The core Facebook app is being positioned as the portal, where Facebook users can click through to websites while messaging on groups, planning events and shopping, all within Facebook's universe. 

 

"For me, the core Facebook app is the news feed and their objective is keeping users in that experience as long as possible," Stanchak said. 

 

Instagram competes for that attention, however, and that's why Facebook has been testing closer navigation between the two. 
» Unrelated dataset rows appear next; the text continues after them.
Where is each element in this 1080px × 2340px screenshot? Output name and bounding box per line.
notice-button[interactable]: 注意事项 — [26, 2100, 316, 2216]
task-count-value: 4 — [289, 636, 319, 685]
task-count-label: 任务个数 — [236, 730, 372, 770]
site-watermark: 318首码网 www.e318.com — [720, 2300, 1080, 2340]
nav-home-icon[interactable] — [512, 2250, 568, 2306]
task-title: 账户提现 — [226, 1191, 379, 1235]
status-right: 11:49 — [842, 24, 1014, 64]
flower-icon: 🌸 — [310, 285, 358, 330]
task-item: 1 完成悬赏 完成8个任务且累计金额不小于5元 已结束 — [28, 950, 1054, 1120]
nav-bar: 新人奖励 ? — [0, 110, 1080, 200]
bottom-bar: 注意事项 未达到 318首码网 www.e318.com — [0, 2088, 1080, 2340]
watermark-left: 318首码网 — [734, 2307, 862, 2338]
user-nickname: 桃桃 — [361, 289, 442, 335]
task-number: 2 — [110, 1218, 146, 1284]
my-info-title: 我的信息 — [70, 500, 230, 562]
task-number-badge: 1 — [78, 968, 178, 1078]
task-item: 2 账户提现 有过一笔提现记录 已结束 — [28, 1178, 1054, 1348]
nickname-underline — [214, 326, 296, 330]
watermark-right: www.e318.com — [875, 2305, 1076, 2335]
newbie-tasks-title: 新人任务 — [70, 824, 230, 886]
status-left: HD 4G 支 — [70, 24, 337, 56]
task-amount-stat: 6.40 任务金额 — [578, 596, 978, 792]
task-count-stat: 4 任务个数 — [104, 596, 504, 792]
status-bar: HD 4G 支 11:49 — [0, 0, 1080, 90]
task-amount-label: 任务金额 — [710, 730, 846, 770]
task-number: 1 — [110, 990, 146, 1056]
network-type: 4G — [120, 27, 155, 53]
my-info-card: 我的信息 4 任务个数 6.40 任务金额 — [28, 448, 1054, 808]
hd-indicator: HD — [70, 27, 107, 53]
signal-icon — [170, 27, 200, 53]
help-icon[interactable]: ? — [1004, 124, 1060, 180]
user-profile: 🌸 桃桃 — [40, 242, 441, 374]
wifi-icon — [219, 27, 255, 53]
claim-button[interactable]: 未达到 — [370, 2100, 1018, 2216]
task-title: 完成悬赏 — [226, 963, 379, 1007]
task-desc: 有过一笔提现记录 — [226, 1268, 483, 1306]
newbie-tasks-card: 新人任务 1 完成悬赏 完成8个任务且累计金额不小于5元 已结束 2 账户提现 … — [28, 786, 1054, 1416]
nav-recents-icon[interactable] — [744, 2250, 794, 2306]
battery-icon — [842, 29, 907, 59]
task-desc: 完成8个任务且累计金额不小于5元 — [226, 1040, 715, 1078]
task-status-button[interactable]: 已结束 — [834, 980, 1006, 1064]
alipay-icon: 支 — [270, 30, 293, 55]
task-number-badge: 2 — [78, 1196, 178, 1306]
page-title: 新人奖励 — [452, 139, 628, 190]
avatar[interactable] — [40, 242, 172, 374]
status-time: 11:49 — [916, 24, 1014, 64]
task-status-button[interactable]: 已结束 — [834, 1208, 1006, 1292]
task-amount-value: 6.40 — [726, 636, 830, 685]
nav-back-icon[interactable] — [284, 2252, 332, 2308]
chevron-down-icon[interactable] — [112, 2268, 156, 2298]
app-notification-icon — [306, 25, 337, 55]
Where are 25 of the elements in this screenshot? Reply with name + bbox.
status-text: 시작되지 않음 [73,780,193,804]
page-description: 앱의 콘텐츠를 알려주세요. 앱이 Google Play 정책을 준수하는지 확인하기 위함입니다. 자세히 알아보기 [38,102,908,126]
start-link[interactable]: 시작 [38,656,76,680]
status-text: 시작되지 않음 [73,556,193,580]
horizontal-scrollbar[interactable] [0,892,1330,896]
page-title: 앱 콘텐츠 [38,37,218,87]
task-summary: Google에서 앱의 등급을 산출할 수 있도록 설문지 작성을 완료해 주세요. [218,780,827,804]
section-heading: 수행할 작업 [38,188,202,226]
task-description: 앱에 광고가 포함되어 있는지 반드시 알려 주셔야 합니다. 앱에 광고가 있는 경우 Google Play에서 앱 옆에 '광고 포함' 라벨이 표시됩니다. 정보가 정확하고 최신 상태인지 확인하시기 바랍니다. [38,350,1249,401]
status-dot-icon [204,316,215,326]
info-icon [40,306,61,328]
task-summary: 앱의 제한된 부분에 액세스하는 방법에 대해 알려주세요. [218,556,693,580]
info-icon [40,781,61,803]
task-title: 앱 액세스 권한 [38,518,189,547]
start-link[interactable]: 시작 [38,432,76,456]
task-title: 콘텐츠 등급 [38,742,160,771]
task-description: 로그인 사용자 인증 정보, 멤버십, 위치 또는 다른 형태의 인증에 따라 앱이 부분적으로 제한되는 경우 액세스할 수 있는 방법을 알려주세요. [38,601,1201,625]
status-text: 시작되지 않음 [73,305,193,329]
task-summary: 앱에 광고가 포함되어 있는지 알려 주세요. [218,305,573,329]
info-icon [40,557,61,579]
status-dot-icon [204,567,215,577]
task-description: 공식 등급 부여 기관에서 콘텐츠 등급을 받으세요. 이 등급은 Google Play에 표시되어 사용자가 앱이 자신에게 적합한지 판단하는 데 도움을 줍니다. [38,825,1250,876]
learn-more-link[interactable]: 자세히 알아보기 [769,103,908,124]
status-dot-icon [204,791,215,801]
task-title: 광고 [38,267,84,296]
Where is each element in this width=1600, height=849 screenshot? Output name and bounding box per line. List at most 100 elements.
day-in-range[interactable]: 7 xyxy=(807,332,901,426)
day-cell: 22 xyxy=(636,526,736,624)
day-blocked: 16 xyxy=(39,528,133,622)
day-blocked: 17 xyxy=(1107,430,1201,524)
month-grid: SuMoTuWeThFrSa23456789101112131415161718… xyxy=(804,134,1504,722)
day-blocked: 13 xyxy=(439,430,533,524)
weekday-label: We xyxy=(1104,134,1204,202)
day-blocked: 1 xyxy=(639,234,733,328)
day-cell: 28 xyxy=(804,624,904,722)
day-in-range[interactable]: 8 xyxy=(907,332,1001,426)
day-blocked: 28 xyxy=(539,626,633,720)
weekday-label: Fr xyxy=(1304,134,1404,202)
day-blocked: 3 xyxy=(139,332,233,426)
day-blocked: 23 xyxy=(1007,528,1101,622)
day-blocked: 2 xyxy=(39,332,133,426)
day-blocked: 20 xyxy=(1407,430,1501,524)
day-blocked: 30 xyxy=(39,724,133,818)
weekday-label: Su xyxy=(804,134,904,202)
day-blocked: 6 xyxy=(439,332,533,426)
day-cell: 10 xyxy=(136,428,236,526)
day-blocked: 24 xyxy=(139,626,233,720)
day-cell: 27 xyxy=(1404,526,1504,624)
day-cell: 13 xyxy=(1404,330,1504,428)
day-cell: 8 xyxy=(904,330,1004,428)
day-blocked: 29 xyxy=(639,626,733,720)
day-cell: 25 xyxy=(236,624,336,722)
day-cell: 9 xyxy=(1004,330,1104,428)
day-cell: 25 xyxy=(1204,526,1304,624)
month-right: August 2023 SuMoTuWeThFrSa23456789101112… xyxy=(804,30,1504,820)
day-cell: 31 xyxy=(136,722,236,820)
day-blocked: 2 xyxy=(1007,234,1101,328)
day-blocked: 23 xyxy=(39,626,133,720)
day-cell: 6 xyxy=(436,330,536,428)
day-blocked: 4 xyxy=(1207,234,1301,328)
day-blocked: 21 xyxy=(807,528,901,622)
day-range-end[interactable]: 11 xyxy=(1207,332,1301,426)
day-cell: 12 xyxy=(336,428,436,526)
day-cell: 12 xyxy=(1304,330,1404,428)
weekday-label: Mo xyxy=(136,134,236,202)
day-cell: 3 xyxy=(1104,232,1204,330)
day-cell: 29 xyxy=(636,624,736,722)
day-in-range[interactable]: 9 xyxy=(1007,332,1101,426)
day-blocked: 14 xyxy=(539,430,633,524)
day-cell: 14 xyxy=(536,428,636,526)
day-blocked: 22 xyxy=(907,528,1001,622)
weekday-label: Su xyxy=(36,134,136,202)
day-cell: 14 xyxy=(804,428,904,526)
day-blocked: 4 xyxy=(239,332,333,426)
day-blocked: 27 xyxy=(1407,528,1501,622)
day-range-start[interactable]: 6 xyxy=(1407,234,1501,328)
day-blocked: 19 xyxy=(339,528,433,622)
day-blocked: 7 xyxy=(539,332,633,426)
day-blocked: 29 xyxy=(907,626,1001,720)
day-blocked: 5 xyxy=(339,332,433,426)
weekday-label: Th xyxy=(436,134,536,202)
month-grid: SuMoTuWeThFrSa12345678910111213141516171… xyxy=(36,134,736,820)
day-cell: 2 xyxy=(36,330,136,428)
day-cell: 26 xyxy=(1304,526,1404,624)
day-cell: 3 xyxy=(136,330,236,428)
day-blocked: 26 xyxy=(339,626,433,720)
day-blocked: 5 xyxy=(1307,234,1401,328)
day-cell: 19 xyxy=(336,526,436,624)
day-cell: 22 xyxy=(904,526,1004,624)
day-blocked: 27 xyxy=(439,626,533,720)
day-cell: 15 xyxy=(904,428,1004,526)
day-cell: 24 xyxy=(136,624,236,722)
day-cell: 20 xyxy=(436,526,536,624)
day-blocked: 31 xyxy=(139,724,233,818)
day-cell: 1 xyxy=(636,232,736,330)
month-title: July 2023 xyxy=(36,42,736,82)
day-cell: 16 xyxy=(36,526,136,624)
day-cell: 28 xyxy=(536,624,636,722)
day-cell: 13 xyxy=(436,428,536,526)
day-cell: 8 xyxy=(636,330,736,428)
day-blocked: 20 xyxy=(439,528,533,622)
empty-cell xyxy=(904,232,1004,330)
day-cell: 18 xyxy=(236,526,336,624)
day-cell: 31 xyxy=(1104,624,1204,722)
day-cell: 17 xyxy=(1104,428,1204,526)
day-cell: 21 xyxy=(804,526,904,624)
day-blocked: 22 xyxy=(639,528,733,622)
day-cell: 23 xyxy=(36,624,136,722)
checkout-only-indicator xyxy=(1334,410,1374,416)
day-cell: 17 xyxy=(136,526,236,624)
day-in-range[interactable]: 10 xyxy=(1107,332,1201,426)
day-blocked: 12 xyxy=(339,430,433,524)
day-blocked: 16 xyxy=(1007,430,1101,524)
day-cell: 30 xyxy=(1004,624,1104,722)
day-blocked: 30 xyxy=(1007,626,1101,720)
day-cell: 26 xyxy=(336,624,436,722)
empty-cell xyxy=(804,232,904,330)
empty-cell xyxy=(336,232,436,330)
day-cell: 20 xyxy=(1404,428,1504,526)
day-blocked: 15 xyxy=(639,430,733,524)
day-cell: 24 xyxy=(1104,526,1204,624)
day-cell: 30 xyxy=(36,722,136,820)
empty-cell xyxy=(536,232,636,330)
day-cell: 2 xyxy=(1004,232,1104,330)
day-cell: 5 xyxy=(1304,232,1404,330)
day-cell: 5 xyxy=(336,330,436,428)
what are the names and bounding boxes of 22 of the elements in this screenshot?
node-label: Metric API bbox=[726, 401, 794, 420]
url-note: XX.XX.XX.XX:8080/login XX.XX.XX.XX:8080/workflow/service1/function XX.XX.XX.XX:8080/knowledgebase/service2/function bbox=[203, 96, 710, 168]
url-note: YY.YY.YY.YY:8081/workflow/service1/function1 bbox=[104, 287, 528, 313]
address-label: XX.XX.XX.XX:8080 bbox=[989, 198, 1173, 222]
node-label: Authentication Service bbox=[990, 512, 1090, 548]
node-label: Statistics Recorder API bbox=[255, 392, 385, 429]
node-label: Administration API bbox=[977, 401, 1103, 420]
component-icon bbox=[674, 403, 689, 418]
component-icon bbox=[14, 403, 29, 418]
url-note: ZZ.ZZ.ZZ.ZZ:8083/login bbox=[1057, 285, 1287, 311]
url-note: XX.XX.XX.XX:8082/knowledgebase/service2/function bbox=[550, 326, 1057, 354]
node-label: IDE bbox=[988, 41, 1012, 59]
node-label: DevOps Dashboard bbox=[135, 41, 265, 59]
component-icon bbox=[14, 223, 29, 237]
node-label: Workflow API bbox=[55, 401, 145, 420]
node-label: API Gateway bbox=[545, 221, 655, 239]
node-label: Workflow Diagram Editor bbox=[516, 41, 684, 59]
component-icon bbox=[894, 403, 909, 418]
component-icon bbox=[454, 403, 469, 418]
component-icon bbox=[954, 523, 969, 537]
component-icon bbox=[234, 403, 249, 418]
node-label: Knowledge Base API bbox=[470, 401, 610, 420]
IMAGE: INSTAGRAM SCREENSHOTS

 

“People have told us they’d like an easier way to switch between their Facebook and Instagram apps, so we’re testing features such as the ability to navigate between those apps for people who have connected their accounts," a Facebook spokesperson told Mashable in an email. 

 

Facebook did not shut down Instagram nor rebrand it after its acquisition. Rather, Zuckerberg let the team operate separately while keeping tabs on what worked. Five years later, Facebook's ownership is quite obvious within the app. When your Facebook account is integrated, the Instagram app suggests to invite friends from Facebook. 

 

"Right now, Instagram is an extremely favorable brand. I see only positives for Facebook to align itself closer with it," Stanchak said. 

 

Messenger is the clearest example of how close Facebook's apps can be. With Messenger, accessible to Facebook users at the top left corner of the Facebook app, users can access services like payments and video calling. 

 

"The diversification is seamless between the core app and Messenger — they feel as one," Stanchak said. 

 

Facebook's VP of messaging products David Marcus wrote, on Facebook, earlier this year that he viewed Messenger as a "virtual living room" that is also your "global directory of people and businesses."

 

"Nothing makes me happier than seeing that not only more of you are joining the Messenger community, but also intensifying your usage at an accelerated rate," he wrote. 

 

As Marcus noted, Messenger users do not need a Facebook account to use it.

 

Snapchat, which Zuckerberg lost out on owning, is following Facebook's portal strategy. As of Snapchat's latest update, users can more easily navigate between the Snapchat app and Bitmoji app. On Tuesday, Snapchat introduced its own portal feature for accessing any website within its own app. 

 

But there's no sign-up for Snapchat across the web or within apps, other than for Snapchat-owned Bitmoji — yet.

 

The next portal

 

Not every company is as content as Facebook with giving up on owning more of the smartphone hardware or software market. Alphabet (Google's parent company) is dominant with its Android OS, but still felt the need to try its hand once again at selling its own smartphones.

 

Facebook's ambitions are elsewhere. In virtual reality, Facebook sees the ideal platform for its biggest asset — social connections at a scale never seen before.

 

"It's closing in on 2 billion humans. That’s staggering to imagine. It's not just the scale. It continues to prove to people that it may just get bigger. It is in their DNA," said Jeff Reeves, analyst of InvestorPlace.com.

 

Facebook is placing its bets on owning the next hardware play: virtual reality. With his $3 billion acquisition for Oculus, Zuckerberg has called virtual reality the "next great computing platform." 

IMAGE: GETTY IMAGES

 

Now, with the revenue from mobile dominance, Facebook wants to own the future in virtual reality and in artificial intelligence and voice. That doesn't come cheap. Like Google, Facebook may have to get used to making costly bets that sometimes don't pan out.

 

Reeves says that's just fine with Zuckerberg.